Violent Offenders Let Go Under New Obama Immigration Policy

How the president has made things easier for the worst illegal aliens in our midst.

A suspected illegal alien who attacked two agents from Immigration and Customs Enforcement (ICE) in El Paso, Texas was immediately then released last month by ICE rather than being held in custody to await deportation proceedings as a result of President Obama’s recent directive to administratively implement the DREAM Act without legislation.

According to a press release from the National ICE Council, a suspected illegal alien already charged by El Paso County with domestic battery attempted to flee during the interview with ICE agents and assaulted multiple ICE agents during the escape in an incident that occurred in July. At least one agent was forced to miss time as a result of the attack. The report continued:

The alien involved in the assault and attempted escape was arrested and jailed by sheriff's deputies earlier that same morning and charged with assault causing bodily injury to a family member and interfering with a person attempting to make an emergency phone call for assistance.  ICE agents were following up on what prior to the Obama Administration would have been considered a routine jail check in search of aliens arrested by local police on criminal charges.

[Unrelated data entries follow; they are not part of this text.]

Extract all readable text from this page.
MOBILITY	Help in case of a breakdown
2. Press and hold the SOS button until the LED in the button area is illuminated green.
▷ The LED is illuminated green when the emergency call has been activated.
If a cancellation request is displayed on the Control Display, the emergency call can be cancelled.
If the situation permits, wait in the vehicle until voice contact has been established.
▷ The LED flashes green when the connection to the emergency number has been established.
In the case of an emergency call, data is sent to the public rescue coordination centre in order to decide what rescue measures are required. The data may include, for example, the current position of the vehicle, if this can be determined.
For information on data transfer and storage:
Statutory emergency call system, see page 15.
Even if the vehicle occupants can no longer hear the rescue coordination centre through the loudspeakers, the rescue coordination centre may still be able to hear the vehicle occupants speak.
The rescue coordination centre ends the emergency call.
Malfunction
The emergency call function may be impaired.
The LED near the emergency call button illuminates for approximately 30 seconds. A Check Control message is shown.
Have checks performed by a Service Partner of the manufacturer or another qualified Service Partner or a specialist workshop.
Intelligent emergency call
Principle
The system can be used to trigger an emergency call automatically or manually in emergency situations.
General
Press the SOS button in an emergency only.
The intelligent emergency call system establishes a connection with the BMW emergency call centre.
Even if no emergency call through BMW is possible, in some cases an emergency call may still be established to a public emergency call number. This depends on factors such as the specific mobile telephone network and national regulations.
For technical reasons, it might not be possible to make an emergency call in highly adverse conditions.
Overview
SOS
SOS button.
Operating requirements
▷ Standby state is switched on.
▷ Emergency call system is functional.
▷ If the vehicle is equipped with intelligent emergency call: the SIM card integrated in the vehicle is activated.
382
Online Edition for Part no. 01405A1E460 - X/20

Agents allege that following the escape attempt, the 5'9, 245 lbs subject was pursued for approximately one block before being captured.  While the criminal alien was released without charge, agents were questioned before medical treatment was even administered and may face disciplinary charges from ICE regarding the escape.  One agent is medically restricted from duty for at least two weeks due to injuries sustained during the incident.

Chris Crane, President of the National ICE Council, spoke exclusively with FrontPage about this incident and said that ICE agents were forced to release this individual in conjunction with the new directive which administratively implements the DREAM Act.

The new directive is supposed to apply to young people thirty years of age and under. Those folks are presumed to have been brought to the United States of America by their parents, and they are supposed to have a clean criminal history.

Crane told FrontPage that a new more lenient interpretation by the Obama administration allows those only accused of a crime to be considered to have a clean criminal history. That’s because under the Obama administration a suspected illegal alien must be convicted of a felony before they are considered to have a criminal history. Under the Bush administration, said Crane, an individual only needed to be accused of a crime.

This might explain why DHS released a suspected child molester last year. In August 2011, DHS took custody of Amado Espinoza-Ramirez from Cook County officials. At the time of the transfer, Espinoza-Ramirez was charged with a number of offenses including rape of a child under 13, sexual assault with the use of force, and sexual relations within the family. DHS released Espinoza-Ramirez shortly after taking him into their custody. He’s since missed court dates and DHS considers him a fugitive.

Espinoza-Ramirez has not yet been convicted of any crimes despite facing numerous child molestation charges.

Crane said that while the administration has made their DREAM Act policy appear humane, its actual implementation has been something totally different.

“It’s a disaster. It’s a train wreck how it’s implemented in the field.” He continued, “The policies they put out don’t reflect what’s happening in the field.”

One difficulty, said Crane, is that ICE agents are forced to accept anything a suspected illegal alien tells them.

“If we make contact with them, and they say they’re a dreamer, we have to take their word for it.”

Crane said the assault the suspected illegal alien in El Paso allegedly perpetrated on ICE agents carries with it serious consequences.

“The last guy that assaulted me got thirteen months in a federal prison.”